Step Five: Convert your Twitter Archive
Once you have the .zip file, head to Darius Kazemi's website. This website will take a twitter archive and convert it into a basic HTML + JS website to search and display its info. When setting it up, you'll need to provide the same domain name that you set up previously in order to build the links correctly. Once this is done, you'll get a new .zip file.
NOTE: Everything in Kazemi's project runs locally - your archive is not uploaded anywhere, and the processing all happens on your computer. You can inspect the source code at https://github.com/dariusk/twitter-archiver
Step Six: Upload the Files
Unzip the new .zip file, and the upload all of its content into your Google Cloud Storage bucket. I just dragged the files into the Cloud Console web interface and waited a while. If you want to upload faster, you could use the gcloud
command line tools, but I always forget the syntax anyways and don't really mind waiting.
Step Seven: Enable Public Access
Once everything is uploaded, you'll need to enable public access to everything. In the Google Cloud Console, go to your storage bucket and select the "Permissions" tab. Click "Grant Access" and in the "New Principles" box type allusers
. Then, select "Legacy Storage Object Reader" from the role menu. This will let anyone view a file in the bucket without needing to log in.
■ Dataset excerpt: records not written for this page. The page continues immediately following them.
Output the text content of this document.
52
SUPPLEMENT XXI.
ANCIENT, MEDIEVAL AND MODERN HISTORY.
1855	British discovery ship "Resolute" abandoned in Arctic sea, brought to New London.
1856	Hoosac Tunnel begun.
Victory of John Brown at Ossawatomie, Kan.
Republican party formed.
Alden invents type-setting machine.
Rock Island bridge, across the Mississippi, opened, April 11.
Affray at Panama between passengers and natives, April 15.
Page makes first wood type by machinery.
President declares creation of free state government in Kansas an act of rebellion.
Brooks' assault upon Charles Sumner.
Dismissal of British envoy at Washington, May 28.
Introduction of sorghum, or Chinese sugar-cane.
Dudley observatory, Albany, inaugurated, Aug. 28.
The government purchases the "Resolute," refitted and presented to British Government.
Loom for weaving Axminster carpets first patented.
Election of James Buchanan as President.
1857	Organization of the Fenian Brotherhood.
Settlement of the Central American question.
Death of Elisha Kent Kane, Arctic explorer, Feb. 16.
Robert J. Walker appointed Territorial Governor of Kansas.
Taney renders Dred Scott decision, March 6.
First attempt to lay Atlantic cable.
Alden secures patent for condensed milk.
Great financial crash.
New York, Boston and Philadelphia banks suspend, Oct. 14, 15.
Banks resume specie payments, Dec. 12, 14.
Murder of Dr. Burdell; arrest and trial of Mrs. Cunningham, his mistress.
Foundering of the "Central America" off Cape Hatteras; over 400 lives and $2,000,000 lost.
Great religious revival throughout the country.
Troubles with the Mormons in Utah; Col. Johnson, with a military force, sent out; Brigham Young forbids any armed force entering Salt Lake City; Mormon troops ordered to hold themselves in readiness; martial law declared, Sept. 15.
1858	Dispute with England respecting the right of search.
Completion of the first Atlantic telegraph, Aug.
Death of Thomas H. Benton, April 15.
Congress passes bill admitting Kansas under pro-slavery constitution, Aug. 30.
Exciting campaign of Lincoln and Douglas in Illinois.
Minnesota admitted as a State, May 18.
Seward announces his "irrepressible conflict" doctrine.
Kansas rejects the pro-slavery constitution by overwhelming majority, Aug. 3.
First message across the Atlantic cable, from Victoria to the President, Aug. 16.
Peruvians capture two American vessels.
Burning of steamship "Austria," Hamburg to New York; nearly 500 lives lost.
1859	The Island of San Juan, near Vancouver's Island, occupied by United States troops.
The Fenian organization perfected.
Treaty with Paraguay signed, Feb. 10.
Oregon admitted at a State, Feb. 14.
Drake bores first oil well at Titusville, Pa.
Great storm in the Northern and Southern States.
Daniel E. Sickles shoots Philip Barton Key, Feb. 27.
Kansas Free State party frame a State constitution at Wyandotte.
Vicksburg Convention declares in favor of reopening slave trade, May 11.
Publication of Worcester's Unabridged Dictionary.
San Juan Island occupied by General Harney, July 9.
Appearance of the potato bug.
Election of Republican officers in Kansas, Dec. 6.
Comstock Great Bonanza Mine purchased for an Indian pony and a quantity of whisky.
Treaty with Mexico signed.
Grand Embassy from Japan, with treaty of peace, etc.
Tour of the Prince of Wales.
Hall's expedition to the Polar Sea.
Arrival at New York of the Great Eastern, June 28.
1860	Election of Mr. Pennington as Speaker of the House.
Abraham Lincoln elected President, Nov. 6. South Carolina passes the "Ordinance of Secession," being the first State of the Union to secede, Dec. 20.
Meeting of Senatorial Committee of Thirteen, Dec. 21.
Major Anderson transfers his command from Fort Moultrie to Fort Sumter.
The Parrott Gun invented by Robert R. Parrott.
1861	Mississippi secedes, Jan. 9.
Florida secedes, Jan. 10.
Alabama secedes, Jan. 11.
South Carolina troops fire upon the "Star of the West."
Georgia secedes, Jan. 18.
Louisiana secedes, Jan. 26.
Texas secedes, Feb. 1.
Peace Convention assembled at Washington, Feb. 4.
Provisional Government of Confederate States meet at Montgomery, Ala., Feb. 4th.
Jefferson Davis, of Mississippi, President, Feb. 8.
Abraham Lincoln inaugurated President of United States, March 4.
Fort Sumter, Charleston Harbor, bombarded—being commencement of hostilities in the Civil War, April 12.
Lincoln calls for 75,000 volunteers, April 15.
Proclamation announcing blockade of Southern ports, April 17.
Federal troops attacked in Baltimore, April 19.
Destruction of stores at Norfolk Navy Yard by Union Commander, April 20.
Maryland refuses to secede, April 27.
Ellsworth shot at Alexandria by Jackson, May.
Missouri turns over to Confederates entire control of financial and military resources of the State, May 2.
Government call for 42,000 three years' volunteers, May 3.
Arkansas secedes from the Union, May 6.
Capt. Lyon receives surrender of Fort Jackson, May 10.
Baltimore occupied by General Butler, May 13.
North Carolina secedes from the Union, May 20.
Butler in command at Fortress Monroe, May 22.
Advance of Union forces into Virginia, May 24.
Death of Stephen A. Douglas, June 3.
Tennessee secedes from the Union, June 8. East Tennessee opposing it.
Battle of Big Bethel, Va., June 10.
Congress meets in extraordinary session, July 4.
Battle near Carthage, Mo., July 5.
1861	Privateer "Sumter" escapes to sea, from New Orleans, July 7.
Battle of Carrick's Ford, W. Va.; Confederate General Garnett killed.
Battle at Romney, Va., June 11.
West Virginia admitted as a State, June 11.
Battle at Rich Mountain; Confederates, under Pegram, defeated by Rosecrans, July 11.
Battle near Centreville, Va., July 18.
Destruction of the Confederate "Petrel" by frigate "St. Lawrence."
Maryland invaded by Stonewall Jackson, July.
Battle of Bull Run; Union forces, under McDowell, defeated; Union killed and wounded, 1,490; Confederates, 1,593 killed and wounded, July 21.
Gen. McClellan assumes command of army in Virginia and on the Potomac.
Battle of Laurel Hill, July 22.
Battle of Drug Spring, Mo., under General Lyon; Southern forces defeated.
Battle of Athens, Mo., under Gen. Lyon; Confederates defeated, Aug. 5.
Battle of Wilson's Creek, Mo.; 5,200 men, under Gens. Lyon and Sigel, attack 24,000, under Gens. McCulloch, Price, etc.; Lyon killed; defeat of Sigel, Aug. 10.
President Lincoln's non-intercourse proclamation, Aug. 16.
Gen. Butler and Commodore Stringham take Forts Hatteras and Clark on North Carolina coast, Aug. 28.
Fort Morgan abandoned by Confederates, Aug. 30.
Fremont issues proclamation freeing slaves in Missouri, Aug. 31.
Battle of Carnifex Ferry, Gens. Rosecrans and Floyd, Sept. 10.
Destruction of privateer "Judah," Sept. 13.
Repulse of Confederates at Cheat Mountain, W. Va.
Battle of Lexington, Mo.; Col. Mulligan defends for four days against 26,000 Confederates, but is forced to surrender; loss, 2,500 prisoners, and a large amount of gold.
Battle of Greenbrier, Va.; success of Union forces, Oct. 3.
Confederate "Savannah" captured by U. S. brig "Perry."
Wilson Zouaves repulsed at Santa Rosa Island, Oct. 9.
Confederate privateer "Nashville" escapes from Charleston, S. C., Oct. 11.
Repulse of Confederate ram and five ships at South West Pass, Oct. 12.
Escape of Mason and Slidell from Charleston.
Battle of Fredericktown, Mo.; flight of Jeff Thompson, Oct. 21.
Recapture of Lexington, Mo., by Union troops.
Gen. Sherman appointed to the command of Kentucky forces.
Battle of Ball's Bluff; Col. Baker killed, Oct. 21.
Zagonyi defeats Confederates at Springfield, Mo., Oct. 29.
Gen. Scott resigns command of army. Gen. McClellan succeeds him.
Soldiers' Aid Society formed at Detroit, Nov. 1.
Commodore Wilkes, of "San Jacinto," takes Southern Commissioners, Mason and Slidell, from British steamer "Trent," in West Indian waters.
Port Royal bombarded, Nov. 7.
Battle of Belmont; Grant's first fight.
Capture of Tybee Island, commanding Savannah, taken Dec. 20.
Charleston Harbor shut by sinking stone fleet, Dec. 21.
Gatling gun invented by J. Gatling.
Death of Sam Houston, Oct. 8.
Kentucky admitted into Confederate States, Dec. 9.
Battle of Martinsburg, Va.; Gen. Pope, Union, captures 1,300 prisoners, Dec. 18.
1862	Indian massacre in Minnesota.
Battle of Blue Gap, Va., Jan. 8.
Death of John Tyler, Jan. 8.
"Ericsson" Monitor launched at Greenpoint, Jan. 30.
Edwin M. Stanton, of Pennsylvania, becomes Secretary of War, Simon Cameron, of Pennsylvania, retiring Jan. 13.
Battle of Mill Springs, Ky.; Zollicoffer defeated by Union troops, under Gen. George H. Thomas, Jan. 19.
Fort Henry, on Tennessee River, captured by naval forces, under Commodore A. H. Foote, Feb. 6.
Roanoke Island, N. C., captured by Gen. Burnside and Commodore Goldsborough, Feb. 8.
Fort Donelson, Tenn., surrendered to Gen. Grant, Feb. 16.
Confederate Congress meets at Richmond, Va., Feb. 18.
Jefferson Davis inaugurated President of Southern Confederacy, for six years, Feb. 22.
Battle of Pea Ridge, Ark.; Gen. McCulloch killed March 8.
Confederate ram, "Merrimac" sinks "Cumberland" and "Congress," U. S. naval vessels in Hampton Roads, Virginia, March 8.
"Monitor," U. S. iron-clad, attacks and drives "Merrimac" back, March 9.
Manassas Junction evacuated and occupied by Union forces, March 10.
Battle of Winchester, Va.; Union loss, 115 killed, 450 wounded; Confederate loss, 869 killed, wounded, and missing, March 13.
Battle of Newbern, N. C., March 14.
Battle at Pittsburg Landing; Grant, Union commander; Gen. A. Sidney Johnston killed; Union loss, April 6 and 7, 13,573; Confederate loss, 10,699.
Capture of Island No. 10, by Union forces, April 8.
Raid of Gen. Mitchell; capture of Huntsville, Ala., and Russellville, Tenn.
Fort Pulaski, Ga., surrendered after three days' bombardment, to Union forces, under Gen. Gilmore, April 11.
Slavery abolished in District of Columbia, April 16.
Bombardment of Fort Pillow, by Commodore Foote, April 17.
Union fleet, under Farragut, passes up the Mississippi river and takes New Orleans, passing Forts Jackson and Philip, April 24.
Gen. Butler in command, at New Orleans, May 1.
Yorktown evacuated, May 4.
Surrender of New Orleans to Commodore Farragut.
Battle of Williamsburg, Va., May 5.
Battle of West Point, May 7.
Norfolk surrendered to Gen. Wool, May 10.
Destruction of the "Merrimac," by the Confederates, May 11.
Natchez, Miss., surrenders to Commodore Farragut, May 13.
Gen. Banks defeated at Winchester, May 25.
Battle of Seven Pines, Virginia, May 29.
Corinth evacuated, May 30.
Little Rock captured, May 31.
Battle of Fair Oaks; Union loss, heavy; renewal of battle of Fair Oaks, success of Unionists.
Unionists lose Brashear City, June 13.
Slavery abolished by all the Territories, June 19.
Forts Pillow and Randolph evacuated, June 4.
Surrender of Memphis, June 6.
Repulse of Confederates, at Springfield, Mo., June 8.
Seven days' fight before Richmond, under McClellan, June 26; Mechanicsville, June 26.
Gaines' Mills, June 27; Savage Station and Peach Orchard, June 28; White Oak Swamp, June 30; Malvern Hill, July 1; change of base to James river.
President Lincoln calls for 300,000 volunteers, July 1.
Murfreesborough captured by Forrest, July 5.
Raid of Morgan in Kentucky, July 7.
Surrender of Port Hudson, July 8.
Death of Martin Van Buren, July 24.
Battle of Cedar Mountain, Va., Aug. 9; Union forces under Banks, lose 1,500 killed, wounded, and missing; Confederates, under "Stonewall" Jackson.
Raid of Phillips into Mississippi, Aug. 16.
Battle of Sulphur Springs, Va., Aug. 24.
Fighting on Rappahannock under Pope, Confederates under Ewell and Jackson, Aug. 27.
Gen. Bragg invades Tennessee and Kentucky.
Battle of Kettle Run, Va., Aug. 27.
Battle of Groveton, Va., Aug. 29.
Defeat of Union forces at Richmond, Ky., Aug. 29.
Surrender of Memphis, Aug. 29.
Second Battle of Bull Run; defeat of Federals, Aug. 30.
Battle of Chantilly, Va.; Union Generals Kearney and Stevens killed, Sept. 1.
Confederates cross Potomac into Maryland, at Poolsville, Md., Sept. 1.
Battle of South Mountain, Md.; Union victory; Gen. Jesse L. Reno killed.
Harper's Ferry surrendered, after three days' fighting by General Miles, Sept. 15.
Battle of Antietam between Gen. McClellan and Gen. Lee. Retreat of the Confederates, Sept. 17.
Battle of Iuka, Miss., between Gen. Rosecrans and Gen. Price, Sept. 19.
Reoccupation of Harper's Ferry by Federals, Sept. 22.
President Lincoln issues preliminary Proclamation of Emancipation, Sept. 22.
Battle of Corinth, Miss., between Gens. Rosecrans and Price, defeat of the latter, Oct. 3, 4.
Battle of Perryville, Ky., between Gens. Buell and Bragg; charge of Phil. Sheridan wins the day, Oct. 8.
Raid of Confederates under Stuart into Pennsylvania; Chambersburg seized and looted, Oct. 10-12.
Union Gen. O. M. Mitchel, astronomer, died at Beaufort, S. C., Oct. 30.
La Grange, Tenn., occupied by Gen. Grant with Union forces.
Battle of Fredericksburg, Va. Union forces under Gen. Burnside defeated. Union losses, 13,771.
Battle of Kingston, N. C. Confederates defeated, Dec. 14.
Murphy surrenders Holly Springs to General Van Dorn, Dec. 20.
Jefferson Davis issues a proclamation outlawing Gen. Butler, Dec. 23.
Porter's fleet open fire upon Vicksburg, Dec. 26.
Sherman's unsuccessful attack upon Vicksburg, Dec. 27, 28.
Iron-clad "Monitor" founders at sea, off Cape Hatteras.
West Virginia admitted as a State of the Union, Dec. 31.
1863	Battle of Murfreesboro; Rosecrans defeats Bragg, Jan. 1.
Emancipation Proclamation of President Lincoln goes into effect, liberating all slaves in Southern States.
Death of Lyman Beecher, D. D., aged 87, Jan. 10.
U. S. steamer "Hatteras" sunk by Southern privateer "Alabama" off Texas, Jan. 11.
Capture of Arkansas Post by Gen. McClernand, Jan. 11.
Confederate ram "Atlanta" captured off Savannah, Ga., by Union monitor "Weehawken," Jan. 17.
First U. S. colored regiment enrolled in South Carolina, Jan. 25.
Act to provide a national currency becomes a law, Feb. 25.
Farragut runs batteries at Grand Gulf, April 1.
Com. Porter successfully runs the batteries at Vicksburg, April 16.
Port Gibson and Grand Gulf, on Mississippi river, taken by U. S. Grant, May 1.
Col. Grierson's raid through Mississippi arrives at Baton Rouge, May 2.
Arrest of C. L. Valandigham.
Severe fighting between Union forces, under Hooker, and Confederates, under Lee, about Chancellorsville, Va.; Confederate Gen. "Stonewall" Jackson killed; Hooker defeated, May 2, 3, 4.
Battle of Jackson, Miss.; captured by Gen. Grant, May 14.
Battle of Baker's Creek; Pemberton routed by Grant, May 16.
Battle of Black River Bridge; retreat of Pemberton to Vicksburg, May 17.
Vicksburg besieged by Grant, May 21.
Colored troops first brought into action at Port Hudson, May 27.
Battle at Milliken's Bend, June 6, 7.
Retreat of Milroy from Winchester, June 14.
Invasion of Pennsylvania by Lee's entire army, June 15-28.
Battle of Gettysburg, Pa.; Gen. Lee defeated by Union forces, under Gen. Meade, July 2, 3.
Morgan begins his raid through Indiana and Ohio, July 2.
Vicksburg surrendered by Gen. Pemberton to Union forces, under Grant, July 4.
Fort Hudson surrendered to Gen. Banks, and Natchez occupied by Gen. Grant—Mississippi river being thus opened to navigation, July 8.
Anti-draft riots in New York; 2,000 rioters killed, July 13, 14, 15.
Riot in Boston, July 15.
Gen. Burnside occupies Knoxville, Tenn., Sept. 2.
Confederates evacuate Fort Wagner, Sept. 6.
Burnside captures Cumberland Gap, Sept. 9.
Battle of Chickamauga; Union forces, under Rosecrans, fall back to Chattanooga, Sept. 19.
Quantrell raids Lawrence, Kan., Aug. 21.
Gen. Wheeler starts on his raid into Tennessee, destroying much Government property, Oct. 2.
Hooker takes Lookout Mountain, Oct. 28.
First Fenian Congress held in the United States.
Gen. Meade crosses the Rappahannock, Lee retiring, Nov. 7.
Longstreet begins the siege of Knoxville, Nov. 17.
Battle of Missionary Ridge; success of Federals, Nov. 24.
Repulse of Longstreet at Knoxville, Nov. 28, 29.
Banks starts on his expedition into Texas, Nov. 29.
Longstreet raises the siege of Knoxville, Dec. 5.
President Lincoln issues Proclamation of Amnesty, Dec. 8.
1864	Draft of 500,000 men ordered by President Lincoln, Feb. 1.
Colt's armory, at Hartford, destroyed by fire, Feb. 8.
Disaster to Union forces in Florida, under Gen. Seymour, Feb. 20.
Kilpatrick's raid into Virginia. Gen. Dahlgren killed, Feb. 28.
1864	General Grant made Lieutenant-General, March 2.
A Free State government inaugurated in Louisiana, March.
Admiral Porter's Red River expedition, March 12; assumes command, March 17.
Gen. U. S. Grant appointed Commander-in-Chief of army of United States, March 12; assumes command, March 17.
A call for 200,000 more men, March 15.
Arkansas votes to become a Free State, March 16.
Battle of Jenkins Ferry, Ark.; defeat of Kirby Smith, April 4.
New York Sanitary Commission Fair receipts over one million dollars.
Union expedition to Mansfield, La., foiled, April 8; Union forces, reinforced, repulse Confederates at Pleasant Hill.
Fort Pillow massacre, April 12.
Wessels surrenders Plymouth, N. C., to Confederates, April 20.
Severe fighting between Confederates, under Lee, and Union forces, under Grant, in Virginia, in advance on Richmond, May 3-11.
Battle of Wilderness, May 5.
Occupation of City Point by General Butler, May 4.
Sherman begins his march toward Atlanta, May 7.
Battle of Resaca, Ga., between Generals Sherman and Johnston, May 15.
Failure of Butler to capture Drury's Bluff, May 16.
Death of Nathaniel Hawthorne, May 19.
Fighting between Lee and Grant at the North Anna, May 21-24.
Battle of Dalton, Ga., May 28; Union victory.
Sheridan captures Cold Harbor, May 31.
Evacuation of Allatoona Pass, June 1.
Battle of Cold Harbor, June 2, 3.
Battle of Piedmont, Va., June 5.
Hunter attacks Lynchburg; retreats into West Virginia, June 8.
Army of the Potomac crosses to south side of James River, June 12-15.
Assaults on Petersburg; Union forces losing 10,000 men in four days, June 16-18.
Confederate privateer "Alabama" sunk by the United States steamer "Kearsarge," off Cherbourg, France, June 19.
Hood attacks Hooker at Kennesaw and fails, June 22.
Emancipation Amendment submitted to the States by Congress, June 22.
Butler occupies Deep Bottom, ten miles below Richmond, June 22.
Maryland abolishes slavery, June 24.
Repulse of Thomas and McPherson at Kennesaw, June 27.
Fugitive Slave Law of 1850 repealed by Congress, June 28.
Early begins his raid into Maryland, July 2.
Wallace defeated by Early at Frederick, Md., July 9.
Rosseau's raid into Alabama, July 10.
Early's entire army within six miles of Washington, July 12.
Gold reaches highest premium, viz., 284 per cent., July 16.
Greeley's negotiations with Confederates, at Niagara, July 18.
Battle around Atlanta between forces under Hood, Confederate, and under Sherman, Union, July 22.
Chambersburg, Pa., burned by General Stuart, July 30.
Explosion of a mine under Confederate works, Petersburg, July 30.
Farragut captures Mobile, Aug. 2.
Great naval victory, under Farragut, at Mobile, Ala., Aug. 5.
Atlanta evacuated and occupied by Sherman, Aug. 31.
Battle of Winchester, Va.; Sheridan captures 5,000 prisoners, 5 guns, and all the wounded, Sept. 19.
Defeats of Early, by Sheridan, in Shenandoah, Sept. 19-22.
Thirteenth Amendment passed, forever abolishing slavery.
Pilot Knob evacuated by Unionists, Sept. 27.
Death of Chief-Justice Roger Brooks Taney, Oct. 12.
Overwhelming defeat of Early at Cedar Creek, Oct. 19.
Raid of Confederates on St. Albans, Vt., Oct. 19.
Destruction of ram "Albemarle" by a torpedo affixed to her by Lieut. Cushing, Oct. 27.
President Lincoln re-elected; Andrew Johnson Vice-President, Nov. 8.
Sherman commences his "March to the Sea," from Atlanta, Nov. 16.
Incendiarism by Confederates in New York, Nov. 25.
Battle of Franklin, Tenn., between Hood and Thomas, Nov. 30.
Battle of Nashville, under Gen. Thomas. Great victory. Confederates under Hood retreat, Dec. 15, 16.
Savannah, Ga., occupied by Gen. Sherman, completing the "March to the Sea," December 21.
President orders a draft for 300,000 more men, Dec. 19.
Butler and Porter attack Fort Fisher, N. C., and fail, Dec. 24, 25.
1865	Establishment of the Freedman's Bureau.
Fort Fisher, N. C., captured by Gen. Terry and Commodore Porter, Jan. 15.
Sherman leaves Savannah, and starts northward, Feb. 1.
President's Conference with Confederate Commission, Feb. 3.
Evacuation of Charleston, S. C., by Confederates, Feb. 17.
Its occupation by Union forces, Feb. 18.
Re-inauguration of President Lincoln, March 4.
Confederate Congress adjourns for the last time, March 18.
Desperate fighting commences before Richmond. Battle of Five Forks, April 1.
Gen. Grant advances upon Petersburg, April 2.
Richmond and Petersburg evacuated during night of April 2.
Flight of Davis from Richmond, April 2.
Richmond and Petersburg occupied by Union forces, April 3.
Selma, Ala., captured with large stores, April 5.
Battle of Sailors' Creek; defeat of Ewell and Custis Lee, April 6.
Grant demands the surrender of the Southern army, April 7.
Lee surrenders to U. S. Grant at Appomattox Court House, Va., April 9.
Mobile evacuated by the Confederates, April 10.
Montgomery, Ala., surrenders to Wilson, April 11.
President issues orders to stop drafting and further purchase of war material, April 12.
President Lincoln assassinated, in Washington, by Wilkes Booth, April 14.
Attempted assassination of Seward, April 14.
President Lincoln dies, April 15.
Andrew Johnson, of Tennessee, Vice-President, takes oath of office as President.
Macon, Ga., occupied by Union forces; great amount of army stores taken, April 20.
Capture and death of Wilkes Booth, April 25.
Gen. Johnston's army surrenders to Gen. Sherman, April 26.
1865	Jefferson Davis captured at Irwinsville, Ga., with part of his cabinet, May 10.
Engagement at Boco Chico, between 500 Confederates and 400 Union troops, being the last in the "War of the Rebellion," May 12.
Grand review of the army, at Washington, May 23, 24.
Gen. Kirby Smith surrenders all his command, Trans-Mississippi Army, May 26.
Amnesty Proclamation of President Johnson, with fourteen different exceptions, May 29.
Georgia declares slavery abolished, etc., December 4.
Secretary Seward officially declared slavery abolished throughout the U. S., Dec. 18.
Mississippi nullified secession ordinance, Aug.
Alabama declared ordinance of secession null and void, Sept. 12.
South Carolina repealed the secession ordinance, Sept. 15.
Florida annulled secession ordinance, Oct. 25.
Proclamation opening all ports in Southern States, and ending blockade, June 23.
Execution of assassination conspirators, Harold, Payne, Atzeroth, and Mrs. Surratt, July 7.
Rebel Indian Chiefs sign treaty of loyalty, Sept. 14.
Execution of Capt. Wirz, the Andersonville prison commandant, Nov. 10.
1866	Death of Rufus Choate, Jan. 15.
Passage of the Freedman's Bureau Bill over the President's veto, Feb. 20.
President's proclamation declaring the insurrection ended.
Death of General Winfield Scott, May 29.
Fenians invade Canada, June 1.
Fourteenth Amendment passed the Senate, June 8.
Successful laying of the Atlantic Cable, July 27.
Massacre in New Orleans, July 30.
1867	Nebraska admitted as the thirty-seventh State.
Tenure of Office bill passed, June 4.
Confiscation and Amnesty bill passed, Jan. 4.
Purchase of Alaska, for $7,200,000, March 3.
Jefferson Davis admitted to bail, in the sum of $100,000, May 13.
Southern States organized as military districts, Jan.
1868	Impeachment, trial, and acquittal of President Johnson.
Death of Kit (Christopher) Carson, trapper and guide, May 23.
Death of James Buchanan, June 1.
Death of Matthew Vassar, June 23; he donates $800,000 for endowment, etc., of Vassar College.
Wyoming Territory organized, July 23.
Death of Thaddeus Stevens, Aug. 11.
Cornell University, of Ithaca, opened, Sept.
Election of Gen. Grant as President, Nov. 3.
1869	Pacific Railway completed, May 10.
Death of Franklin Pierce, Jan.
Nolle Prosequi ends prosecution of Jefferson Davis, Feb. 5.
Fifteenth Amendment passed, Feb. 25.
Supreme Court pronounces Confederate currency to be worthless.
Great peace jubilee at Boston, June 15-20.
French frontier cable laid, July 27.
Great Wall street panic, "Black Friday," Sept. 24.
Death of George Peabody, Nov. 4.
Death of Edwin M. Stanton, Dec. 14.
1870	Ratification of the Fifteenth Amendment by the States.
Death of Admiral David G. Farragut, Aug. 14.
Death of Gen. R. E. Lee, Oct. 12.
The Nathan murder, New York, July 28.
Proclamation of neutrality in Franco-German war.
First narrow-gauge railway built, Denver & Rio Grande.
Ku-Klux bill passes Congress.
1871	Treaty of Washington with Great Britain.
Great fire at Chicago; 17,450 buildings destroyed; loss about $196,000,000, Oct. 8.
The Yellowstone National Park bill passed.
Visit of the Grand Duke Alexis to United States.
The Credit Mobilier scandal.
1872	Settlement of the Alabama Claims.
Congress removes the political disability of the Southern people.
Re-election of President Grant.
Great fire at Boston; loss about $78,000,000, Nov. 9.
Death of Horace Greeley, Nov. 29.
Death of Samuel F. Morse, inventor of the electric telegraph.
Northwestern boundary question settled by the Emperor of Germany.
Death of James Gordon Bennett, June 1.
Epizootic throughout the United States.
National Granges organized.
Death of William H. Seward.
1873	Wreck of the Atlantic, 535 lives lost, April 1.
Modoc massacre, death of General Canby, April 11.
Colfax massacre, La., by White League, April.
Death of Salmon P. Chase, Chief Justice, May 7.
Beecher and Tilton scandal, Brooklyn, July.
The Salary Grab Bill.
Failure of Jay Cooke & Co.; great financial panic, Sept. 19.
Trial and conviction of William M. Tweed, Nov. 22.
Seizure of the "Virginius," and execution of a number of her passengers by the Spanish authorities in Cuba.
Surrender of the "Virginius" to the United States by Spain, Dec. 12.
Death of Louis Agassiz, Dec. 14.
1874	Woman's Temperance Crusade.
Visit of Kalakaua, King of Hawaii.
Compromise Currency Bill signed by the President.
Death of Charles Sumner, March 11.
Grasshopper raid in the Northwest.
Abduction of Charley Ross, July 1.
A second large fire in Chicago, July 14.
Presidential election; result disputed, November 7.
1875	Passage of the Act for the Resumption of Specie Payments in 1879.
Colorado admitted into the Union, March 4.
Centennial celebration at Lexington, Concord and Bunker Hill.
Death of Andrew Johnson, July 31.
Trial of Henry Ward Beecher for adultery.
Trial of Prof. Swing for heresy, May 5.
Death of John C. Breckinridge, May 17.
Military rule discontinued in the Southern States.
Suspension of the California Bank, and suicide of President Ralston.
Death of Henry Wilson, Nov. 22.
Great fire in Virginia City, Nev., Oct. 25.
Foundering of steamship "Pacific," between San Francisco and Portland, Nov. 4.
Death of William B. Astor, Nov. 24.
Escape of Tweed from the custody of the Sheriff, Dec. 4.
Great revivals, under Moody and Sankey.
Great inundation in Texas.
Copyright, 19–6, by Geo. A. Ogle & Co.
You'll get a warning that you're enabling public access, so go ahead and make sure this is what you want and then click "Allow Public Access"
Step Eight: Set the Default Page
Currently, we can access the archive by going to https://twitter-archive.benpettis.com/index.html
but it will not work if we just type https://twitter-archive.benpettis.com/
. This is because we haven't yet configured the storage bucket to serve the index.html
page for general requests. To do this, just go "up" a page in the Storage Console to view the list of all your storage buckets. Find the one you created for the archive, and select the options menu (three dots) at the far right. Choose "Edit website configuration" to get to the options for the index and 404 pages. Under "Index (main) page suffix" you'll just need to enter index.html
Once you save the settings, you'll be able to access your archive at your subdomain!